Dr. Hintermann legte die zuvor entnommenen und sorgfältig untersuchten und gewogenen Organe wieder in die Körperöffnungen zurück. Alsdann verschloss er die Wunde mit einer akkuraten Naht in T-Form, so dass der Leichnam in präsentabler Form dalag.

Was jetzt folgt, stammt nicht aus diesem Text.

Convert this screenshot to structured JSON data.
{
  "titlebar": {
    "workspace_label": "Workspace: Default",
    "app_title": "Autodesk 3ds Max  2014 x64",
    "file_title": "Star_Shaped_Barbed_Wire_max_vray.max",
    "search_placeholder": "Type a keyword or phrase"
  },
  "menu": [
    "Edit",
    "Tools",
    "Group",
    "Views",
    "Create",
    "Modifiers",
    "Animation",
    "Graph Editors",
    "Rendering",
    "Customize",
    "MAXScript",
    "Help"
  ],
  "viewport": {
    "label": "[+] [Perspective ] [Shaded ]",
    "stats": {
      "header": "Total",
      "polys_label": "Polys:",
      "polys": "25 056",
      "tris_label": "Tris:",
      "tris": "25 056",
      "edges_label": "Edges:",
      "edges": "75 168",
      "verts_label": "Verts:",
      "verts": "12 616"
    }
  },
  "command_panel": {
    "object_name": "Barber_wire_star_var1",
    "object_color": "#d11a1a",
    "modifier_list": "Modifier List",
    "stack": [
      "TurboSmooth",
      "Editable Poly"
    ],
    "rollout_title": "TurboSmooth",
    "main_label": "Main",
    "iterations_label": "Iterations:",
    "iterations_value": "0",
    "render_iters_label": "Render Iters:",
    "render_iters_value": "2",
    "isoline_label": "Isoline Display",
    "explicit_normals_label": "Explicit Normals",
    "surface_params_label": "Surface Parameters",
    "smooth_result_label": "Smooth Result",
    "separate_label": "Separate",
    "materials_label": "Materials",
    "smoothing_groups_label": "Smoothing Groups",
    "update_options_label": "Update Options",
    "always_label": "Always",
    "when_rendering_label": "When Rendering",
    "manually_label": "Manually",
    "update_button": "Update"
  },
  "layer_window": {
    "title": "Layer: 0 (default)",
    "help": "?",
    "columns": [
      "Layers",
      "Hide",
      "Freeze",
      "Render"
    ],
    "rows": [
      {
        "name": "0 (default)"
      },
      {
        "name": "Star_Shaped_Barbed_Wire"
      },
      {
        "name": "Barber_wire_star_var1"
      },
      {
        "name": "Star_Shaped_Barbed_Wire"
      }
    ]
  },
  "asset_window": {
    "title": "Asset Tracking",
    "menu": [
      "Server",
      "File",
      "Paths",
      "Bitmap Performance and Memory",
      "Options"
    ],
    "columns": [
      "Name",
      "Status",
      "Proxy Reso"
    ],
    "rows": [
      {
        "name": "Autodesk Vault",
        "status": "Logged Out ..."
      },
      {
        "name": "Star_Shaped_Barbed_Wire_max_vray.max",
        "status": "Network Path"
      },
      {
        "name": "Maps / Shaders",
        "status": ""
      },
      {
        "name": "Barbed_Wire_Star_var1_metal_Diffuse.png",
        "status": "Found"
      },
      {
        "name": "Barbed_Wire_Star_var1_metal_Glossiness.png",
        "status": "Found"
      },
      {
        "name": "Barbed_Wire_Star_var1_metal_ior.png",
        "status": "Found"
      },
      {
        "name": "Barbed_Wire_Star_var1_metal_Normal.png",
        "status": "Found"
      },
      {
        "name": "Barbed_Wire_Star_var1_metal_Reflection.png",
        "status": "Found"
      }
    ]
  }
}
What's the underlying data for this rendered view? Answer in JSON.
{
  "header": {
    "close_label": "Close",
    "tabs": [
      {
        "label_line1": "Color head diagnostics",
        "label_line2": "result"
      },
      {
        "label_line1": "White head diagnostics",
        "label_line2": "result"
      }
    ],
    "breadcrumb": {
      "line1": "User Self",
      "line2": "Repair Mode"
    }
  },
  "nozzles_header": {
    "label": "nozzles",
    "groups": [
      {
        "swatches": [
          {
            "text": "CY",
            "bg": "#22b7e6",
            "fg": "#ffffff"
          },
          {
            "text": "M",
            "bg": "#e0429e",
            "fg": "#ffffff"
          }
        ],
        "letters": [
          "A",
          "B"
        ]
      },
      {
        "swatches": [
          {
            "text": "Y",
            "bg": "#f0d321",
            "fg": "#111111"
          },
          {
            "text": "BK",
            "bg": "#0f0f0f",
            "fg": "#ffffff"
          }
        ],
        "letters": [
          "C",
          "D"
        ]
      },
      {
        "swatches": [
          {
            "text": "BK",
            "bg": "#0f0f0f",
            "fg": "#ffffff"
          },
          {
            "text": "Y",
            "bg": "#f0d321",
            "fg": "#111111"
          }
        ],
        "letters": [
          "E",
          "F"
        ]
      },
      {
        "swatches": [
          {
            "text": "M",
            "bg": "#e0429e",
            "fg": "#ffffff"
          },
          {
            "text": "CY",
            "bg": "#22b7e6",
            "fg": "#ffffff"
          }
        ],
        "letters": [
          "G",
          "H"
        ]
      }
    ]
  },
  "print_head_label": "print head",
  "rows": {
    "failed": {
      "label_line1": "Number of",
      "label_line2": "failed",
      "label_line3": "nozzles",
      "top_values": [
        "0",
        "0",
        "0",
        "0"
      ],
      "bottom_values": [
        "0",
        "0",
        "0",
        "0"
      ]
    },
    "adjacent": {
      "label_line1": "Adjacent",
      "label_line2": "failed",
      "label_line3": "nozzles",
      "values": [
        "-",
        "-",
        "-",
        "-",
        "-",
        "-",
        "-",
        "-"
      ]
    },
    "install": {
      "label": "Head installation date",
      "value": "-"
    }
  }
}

„Kommst du, Heiri“, sagte Otto zu seinem Freund, sobald sich alle Anwesenden die Hände gewaschen und die Schutzkleidung ausgezogen hatten.
„Kaffee?“
„Kaffee!“, beantwortete Otto lächelnd die kurze Frage. Die beiden verstanden sich ohne viele Worte.
VIER
Am nächsten Morgen um 8.30 Uhr fand die erste Sachbearbeiter-Sitzung in der Kripo-Leitstelle statt, im 5. Stock des Kripogebäudes an der Kasernenstrasse 11 in der Nähe des Hauptbahnhofes Zürich. Es nahmen teil: Alex Stammbach, der Brandtouroffizier*, Staatsanwalt Dr. Reinhard Merian, der Rechtsmediziner Dr. Otto Balzli, der Forensiker Walter Simpson und natürlich die Ermittler: Adele Wipf und Bonsai.